Using data processing pipelines with the dplyr functions makes it much easier to understand conceptually what’s going on in the analysis: each step performs a clearly delineated task, with its output being the input for the next step. It’s easy to see how the above analysis could be modified to cover a different year, or to count commercial building permits rather than residential permits.
The ggplot2 package is a natural complement to dplyr, as both use data frames as their data structure of choice. In this case plotting the data makes it much easier to see the wide disparities among localities in Howard County in terms of residential building permit issuance.
That concludes this example of analyzing Howard County building permit data. If I have time to do another example I’ll try to create an actual map showing the relative number of permits issued per zip code within the county.

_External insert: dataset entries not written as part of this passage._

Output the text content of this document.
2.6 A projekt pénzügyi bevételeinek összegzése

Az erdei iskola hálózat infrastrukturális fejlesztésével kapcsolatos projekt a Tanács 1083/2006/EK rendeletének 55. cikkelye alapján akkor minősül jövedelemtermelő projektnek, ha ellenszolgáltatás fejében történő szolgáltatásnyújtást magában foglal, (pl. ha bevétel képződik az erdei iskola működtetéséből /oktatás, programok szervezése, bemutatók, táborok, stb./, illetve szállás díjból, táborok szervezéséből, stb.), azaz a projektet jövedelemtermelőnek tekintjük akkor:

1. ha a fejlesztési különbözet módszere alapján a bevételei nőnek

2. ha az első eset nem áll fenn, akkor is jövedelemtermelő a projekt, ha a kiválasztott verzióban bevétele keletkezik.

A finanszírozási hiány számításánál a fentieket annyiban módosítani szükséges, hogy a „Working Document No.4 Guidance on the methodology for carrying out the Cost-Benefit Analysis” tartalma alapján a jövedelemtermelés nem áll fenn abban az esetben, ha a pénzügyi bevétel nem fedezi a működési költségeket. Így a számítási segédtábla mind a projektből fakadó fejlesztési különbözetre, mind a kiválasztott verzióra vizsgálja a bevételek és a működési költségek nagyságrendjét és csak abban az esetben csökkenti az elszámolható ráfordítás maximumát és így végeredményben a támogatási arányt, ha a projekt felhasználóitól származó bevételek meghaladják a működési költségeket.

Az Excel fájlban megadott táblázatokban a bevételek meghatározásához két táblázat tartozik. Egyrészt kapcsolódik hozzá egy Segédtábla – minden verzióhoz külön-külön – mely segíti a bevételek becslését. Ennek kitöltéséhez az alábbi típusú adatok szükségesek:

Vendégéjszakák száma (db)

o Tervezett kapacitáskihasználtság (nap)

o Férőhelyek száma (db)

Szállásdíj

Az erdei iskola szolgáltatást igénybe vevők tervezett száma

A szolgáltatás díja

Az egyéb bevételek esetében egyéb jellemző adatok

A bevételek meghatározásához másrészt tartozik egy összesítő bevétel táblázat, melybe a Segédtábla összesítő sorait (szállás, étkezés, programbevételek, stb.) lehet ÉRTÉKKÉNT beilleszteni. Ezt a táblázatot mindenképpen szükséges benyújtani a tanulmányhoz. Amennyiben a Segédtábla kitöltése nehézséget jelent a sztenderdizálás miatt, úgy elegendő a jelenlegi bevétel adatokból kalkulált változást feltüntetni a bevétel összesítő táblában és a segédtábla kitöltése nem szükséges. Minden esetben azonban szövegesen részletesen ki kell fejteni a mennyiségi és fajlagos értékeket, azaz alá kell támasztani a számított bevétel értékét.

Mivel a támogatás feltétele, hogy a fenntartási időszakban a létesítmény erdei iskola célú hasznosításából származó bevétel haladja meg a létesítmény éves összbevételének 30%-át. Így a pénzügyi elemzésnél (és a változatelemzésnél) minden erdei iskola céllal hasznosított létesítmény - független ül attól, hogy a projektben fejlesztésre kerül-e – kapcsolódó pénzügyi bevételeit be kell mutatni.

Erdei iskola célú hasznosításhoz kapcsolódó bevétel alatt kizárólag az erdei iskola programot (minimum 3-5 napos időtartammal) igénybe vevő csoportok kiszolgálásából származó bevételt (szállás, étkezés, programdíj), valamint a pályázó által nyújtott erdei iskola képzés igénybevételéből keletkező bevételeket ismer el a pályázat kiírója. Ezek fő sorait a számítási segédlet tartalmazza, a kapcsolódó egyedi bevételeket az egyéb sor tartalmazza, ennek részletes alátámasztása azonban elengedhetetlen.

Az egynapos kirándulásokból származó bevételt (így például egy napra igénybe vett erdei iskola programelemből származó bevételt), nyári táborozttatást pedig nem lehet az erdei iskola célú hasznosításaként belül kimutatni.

I used the following R environment in doing the analysis for this example:
sessionInfo()
## R version 3.1.2 (2014-10-31)
## Platform: x86_64-apple-darwin13.4.0 (64-bit)
##
## locale:
## [1] en_US.UTF-8/en_US.UTF-8/en_US.UTF-8/C/en_US.UTF-8/en_US.UTF-8
##
## attached base packages:
## [1] stats graphics grDevices utils datasets methods base
##
## other attached packages:
## [1] ggplot2_1.0.0 dplyr_0.4.0 RCurl_1.95-4.3 bitops_1.0-6
##
## loaded via a namespace (and not attached):
## [1] assertthat_0.1 colorspace_1.2-4 DBI_0.3.1 digest_0.6.4
## [5] evaluate_0.5.5 formatR_1.0 grid_3.1.2 gtable_0.1.2
## [9] htmltools_0.2.6 knitr_1.7 labeling_0.3 lazyeval_0.1.10
## [13] magrittr_1.0.1 MASS_7.3-35 munsell_0.4.2 parallel_3.1.2
## [17] plyr_1.8.1 proto_0.3-10 Rcpp_0.11.3 reshape2_1.4
## [21] rmarkdown_0.5.1 scales_0.2.4 stringr_0.6.2 tools_3.1.2
## [25] yaml_2.1.13
You can find the source code for this analysis and others at my HoCoData repository on GitHub. This document and its source code are available for unrestricted use, distribution and modification under the terms of the Creative Commons CC0 1.0 Universal (CC0 1.0) Public Domain Dedication. Stated more simply, you’re free to do whatever you‘d like with it.